Potentially dangerous ports you absolutely must close
- Port 135: Windows uses this port to establish a connection between the user’s PC and a server. By default, this port is open on many Windows systems.
- Ports 137/138/139: Are responsible for distributing data between computers on your network, e.g. when you use multiple Windows PCs on your network.
- Port 500: A protocol used to exchange cryptographic keys on the internet.
Tip: For a list of important default ports, see https://wiki.botfrei.de/Port_Check.
FRITZ!Box: Checking and modifying port shares
- Open your browser and enter your login credentials at http://fritz.box.
- The integrated security diagnostics function gives you an overview of the port shares used by the FRITZ!Box for network communications. To start it, click Diagnostics and Security. A few seconds later, you’ll see which ports are open under “Port Sharing with Home Network Devices”. These ports let internet devices establish a connection on your FRITZ!Box. If you see “No port sharing configured”, that’s a good sign.
- Additionally, “1. Connection, Internet” also lists the default ports that should remain open so that the FRITZ!Box can establish internet and telephony connections.
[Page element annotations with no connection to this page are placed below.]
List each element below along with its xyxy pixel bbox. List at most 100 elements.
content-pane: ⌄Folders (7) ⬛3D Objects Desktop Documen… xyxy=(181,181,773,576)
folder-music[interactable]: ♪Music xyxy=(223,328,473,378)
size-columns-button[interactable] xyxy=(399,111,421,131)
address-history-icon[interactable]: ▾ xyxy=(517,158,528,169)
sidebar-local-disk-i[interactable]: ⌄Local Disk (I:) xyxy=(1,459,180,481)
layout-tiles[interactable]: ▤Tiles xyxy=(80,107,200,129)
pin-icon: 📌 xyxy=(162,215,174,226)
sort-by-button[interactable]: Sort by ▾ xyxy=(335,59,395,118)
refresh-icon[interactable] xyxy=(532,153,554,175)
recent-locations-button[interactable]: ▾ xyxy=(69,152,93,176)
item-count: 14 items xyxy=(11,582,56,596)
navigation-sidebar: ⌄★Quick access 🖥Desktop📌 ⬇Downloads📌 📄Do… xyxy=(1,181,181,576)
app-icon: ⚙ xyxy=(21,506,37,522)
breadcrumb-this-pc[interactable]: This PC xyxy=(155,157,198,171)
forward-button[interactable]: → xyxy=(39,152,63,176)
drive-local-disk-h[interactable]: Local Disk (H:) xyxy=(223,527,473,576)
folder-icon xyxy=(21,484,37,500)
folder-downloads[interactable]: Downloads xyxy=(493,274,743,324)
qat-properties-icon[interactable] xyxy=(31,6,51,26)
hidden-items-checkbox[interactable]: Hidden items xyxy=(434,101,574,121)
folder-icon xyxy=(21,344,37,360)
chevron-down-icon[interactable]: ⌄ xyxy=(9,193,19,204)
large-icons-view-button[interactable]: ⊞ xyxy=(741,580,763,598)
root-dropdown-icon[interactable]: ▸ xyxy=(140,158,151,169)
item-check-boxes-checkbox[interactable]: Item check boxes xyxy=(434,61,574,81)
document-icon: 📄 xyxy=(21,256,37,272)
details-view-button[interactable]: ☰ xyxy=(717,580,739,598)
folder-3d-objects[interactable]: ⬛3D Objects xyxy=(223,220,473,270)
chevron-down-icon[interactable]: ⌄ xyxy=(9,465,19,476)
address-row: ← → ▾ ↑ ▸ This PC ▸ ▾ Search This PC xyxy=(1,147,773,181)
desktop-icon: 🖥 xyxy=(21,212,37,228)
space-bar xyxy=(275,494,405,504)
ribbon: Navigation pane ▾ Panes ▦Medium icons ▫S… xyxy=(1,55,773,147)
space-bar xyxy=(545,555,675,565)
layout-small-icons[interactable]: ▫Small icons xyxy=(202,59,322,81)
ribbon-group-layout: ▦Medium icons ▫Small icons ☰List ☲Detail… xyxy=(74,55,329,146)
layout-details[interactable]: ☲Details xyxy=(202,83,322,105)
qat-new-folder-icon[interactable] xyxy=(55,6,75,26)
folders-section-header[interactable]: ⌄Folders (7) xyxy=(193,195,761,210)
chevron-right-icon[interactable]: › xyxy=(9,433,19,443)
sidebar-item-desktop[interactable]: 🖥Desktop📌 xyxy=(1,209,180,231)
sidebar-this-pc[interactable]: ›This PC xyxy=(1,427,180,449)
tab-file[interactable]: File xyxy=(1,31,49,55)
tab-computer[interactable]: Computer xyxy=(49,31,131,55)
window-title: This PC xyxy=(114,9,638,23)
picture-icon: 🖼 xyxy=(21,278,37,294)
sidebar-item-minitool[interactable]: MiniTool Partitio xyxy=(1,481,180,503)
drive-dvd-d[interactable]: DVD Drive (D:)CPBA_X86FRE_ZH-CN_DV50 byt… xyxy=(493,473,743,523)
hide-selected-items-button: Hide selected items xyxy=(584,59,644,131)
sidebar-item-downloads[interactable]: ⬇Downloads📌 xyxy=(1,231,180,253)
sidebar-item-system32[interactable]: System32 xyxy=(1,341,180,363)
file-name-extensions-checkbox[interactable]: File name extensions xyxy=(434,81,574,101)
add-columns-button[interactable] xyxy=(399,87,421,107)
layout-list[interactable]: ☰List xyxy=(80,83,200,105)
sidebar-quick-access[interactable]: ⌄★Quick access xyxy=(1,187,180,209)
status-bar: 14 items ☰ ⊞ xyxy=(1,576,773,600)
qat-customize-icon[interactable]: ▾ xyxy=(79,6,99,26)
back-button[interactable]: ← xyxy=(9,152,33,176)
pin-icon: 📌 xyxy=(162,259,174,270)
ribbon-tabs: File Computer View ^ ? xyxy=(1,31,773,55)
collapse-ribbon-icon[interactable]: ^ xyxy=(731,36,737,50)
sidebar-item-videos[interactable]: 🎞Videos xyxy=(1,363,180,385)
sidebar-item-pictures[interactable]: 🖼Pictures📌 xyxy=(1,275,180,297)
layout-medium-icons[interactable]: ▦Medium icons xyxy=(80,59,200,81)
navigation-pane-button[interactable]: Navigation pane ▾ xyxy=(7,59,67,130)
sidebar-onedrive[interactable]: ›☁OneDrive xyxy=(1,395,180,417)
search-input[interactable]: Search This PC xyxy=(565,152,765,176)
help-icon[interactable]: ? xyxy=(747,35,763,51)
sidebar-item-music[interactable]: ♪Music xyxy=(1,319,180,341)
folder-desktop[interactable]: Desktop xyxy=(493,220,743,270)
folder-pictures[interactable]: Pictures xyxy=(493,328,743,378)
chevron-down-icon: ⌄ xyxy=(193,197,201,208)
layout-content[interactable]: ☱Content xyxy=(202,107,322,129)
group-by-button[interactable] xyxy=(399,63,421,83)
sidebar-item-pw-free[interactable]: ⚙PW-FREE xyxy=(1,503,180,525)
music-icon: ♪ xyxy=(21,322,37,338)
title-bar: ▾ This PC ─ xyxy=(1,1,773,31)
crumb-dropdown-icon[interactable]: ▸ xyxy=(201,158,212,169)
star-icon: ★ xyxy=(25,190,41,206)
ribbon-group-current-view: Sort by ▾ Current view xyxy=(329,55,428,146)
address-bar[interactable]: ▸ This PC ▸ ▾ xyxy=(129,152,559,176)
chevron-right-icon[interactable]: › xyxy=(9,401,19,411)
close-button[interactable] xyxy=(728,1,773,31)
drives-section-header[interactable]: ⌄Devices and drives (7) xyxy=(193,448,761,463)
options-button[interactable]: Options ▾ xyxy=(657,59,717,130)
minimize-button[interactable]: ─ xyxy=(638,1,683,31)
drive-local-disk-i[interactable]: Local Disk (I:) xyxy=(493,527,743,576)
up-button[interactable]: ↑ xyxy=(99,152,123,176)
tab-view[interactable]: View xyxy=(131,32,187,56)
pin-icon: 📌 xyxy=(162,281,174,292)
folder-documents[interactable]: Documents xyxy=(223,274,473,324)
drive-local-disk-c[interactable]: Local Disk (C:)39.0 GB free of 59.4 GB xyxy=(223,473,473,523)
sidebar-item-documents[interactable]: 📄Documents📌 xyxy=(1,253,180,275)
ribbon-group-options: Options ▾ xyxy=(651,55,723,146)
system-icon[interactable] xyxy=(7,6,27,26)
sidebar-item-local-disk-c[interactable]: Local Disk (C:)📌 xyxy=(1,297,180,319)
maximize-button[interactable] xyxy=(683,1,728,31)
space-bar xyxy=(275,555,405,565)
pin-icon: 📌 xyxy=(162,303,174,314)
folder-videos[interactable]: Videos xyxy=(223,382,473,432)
Irrespective of this, you should open ideally none or just a few ports.
- You will find the settings, if your box has them, by clicking Internet, Permit Access, and then Port Sharing. In the default configuration no ports should be open in the list. Under the entry “List of Ports Opened via UPnP or PCP”, you can see which ports have been opened. Click the red cross next to the port to close it. Then click Apply to save your changes.
Important: Before removing any suspicious-looking port shares, first backup your FRITZ!Box’s settings via Wizards and Save and Restore Settings. If a network device stops working after closing a port, simply restore your former settings.